30/10/2021 - 8:16
A execução de guerrilheiros suspeitos de traição por decisão da direção da organização a que pertenciam é um dos aspectos mais polêmicos da ação dos grupos que pegaram em armas contra a ditadura militar. É sobre quatro casos comprovados de assassinato de colegas que não resistiram à tortura e forneceram dados que levaram à captura de companheiros ou que poderiam trair que o jornalista Lucas Ferraz trata em seu livro Injustiçados, execuções de militantes nos tribunais revolucionários durante a ditadura (Companhia das Letras).
O título é ele mesmo uma sentença sobre cada vítima da violência revolucionária. O autor lembra que os executores tinham diante de si inocentes, ao mesmo tempo que não atingiram os verdadeiros traidores, os que receberam dinheiro para delatar ou mudaram de lado, como José Anselmo dos Santos, o cabo Anselmo.

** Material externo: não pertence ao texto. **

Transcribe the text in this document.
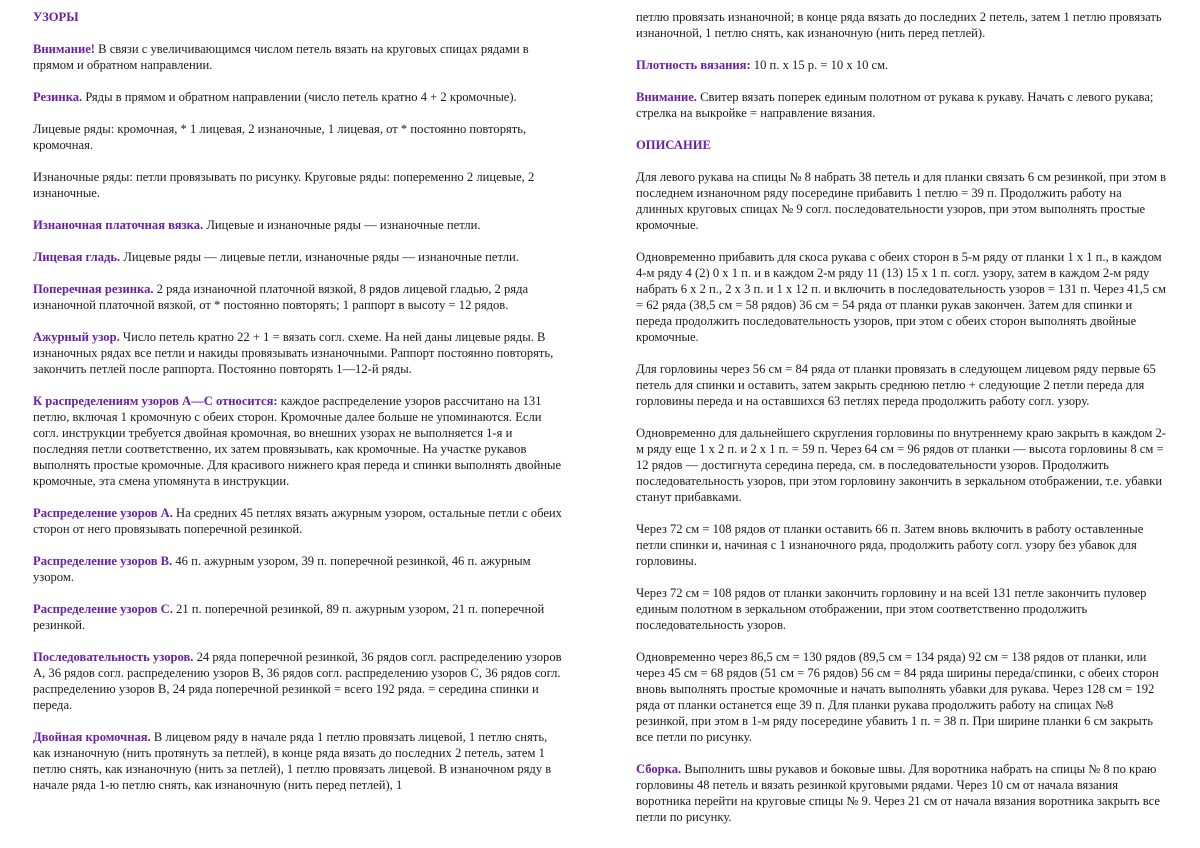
УЗОРЫ
Внимание! В связи с увеличивающимся числом петель вязать на круговых спицах рядами в прямом и обратном направлении.
Резинка. Ряды в прямом и обратном направлении (число петель кратно 4 + 2 кромочные).
Лицевые ряды: кромочная, * 1 лицевая, 2 изнаночные, 1 лицевая, от * постоянно повторять, кромочная.
Изнаночные ряды: петли провязывать по рисунку. Круговые ряды: попеременно 2 лицевые, 2 изнаночные.
Изнаночная платочная вязка. Лицевые и изнаночные ряды — изнаночные петли.
Лицевая гладь. Лицевые ряды — лицевые петли, изнаночные ряды — изнаночные петли.
Поперечная резинка. 2 ряда изнаночной платочной вязкой, 8 рядов лицевой гладью, 2 ряда изнаночной платочной вязкой, от * постоянно повторять; 1 раппорт в высоту = 12 рядов.
Ажурный узор. Число петель кратно 22 + 1 = вязать согл. схеме. На ней даны лицевые ряды. В изнаночных рядах все петли и накиды провязывать изнаночными. Раппорт постоянно повторять, закончить петлей после раппорта. Постоянно повторять 1—12-й ряды.
К распределениям узоров А—С относится: каждое распределение узоров рассчитано на 131 петлю, включая 1 кромочную с обеих сторон. Кромочные далее больше не упоминаются. Если согл. инструкции требуется двойная кромочная, во внешних узорах не выполняется 1-я и последняя петли соответственно, их затем провязывать, как кромочные. На участке рукавов выполнять простые кромочные. Для красивого нижнего края переда и спинки выполнять двойные кромочные, эта смена упомянута в инструкции.
Распределение узоров А. На средних 45 петлях вязать ажурным узором, остальные петли с обеих сторон от него провязывать поперечной резинкой.
Распределение узоров В. 46 п. ажурным узором, 39 п. поперечной резинкой, 46 п. ажурным узором.
Распределение узоров С. 21 п. поперечной резинкой, 89 п. ажурным узором, 21 п. поперечной резинкой.
Последовательность узоров. 24 ряда поперечной резинкой, 36 рядов согл. распределению узоров А, 36 рядов согл. распределению узоров В, 36 рядов согл. распределению узоров С, 36 рядов согл. распределению узоров В, 24 ряда поперечной резинкой = всего 192 ряда. = середина спинки и переда.
Двойная кромочная. В лицевом ряду в начале ряда 1 петлю провязать лицевой, 1 петлю снять, как изнаночную (нить протянуть за петлей), в конце ряда вязать до последних 2 петель, затем 1 петлю снять, как изнаночную (нить за петлей), 1 петлю провязать лицевой. В изнаночном ряду в начале ряда 1-ю петлю снять, как изнаночную (нить перед петлей), 1
петлю провязать изнаночной; в конце ряда вязать до последних 2 петель, затем 1 петлю провязать изнаночной, 1 петлю снять, как изнаночную (нить перед петлей).
Плотность вязания: 10 п. х 15 р. = 10 х 10 см.
Внимание. Свитер вязать поперек единым полотном от рукава к рукаву. Начать с левого рукава; стрелка на выкройке = направление вязания.
ОПИСАНИЕ
Для левого рукава на спицы № 8 набрать 38 петель и для планки связать 6 см резинкой, при этом в последнем изнаночном ряду посередине прибавить 1 петлю = 39 п. Продолжить работу на длинных круговых спицах № 9 согл. последовательности узоров, при этом выполнять простые кромочные.
Одновременно прибавить для скоса рукава с обеих сторон в 5-м ряду от планки 1 х 1 п., в каждом 4-м ряду 4 (2) 0 х 1 п. и в каждом 2-м ряду 11 (13) 15 х 1 п. согл. узору, затем в каждом 2-м ряду набрать 6 х 2 п., 2 х 3 п. и 1 х 12 п. и включить в последовательность узоров = 131 п. Через 41,5 см = 62 ряда (38,5 см = 58 рядов) 36 см = 54 ряда от планки рукав закончен. Затем для спинки и переда продолжить последовательность узоров, при этом с обеих сторон выполнять двойные кромочные.
Для горловины через 56 см = 84 ряда от планки провязать в следующем лицевом ряду первые 65 петель для спинки и оставить, затем закрыть среднюю петлю + следующие 2 петли переда для горловины переда и на оставшихся 63 петлях переда продолжить работу согл. узору.
Одновременно для дальнейшего скругления горловины по внутреннему краю закрыть в каждом 2-м ряду еще 1 х 2 п. и 2 х 1 п. = 59 п. Через 64 см = 96 рядов от планки — высота горловины 8 см = 12 рядов — достигнута середина переда, см. в последовательности узоров. Продолжить последовательность узоров, при этом горловину закончить в зеркальном отображении, т.е. убавки станут прибавками.
Через 72 см = 108 рядов от планки оставить 66 п. Затем вновь включить в работу оставленные петли спинки и, начиная с 1 изнаночного ряда, продолжить работу согл. узору без убавок для горловины.
Через 72 см = 108 рядов от планки закончить горловину и на всей 131 петле закончить пуловер единым полотном в зеркальном отображении, при этом соответственно продолжить последовательность узоров.
Одновременно через 86,5 см = 130 рядов (89,5 см = 134 ряда) 92 см = 138 рядов от планки, или через 45 см = 68 рядов (51 см = 76 рядов) 56 см = 84 ряда ширины переда/спинки, с обеих сторон вновь выполнять простые кромочные и начать выполнять убавки для рукава. Через 128 см = 192 ряда от планки останется еще 39 п. Для планки рукава продолжить работу на спицах №8 резинкой, при этом в 1-м ряду посередине убавить 1 п. = 38 п. При ширине планки 6 см закрыть все петли по рисунку.
Сборка. Выполнить швы рукавов и боковые швы. Для воротника набрать на спицы № 8 по краю горловины 48 петель и вязать резинкой круговыми рядами. Через 10 см от начала вязания воротника перейти на круговые спицы № 9. Через 21 см от начала вязания воротника закрыть все петли по рисунку.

É um julgamento. Ferraz aborda quatro casos ocorridos em centros urbanos. As vítimas foram Márcio Leite Toledo, Carlos Alberto Maciel Cardoso, Francisco Jacques de Alvarenga e Salatiel Teixeira Rolim. Os três primeiros foram mortos por companheiros da Ação Libertadora Nacional (ALN), grupo fundado por Carlos Marighella, enquanto o último foi executado por remanescentes do Partido Comunista Brasileiro Revolucionário (PCBR).
‘CACHORROS’
Todos foram mortos entre 1971 e 1973, quando a luta armada estava derrotada, e o que restava dos grupos que pegaram em armas vivia acossado pela ameaça da prisão, tortura e morte nos Destacamentos de Operações Especiais (DOI). Esse ambiente ficou ainda mais envenenado com a tática dos órgãos de repressão de cooptar militantes para transformá-los nos “cachorros”: colaboradores que entregavam os colegas. Tinham contrato e salário.
Criou-se o que o autor chama de a “síndrome de Severino”, a desconfiança generalizada nascida em razão de traições, como a do militante José da Silva Tavares, o Severino, que fez um acordo com o delegado Sergio Fleury e entregou o líder da ALN Joaquim Câmara Ferreira, o Toledo, em 1970.
Assim, Márcio Toledo foi executado pela ALN porque a “revolução não admitia recuos”. Eram chamados de traidores os que, sob tortura, abriram informações aos repressores, como se o militante tivesse o dever de morrer calado. Rolim não foi capaz de cumprir essa obrigação, e isso foi a sua perdição.
O historiador Jacques Le Goff escreveu que o colega Marc Bloch, apesar de detestar historiadores que “julgam em lugar de compreender”, não deixava, por isso, de enraizar “mais profundamente a história na verdade e na moral”. “A ciência histórica se consuma na ética. A história deve ser verdade; o historiador se realiza como moralista, como justo.” Na falta de guias para jornalistas que se aventuram na história, Le Goff fornece um caminho não muito diverso daquele do editor do Washington Post Ben Bradlee, responsável por publicar os Papéis do Pentágono.
ESQUECIMENTO
Como em toda obra, é possível achar falhas. E a maior delas talvez seja a avaliação do papel de Carlos Eugênio Sarmento Coelho da Paz, líder da ALN e participante confesso das ações que mataram Toledo e o empresário Henning Boilesen, um colaborador do DOI.
O livro não é um estudo sobre a violência revolucionária, nem procura igualar a violência do opressor à do oprimido. As técnicas usadas são as do jornalismo. E registra um capítulo que permaneceu entre o esquecimento de quem o protagonizou e o uso vulgar desses crimes por quem busca justificar a tortura e o assassinato cometidos por agentes do Estado.
As informações são do jornal O Estado de S. Paulo.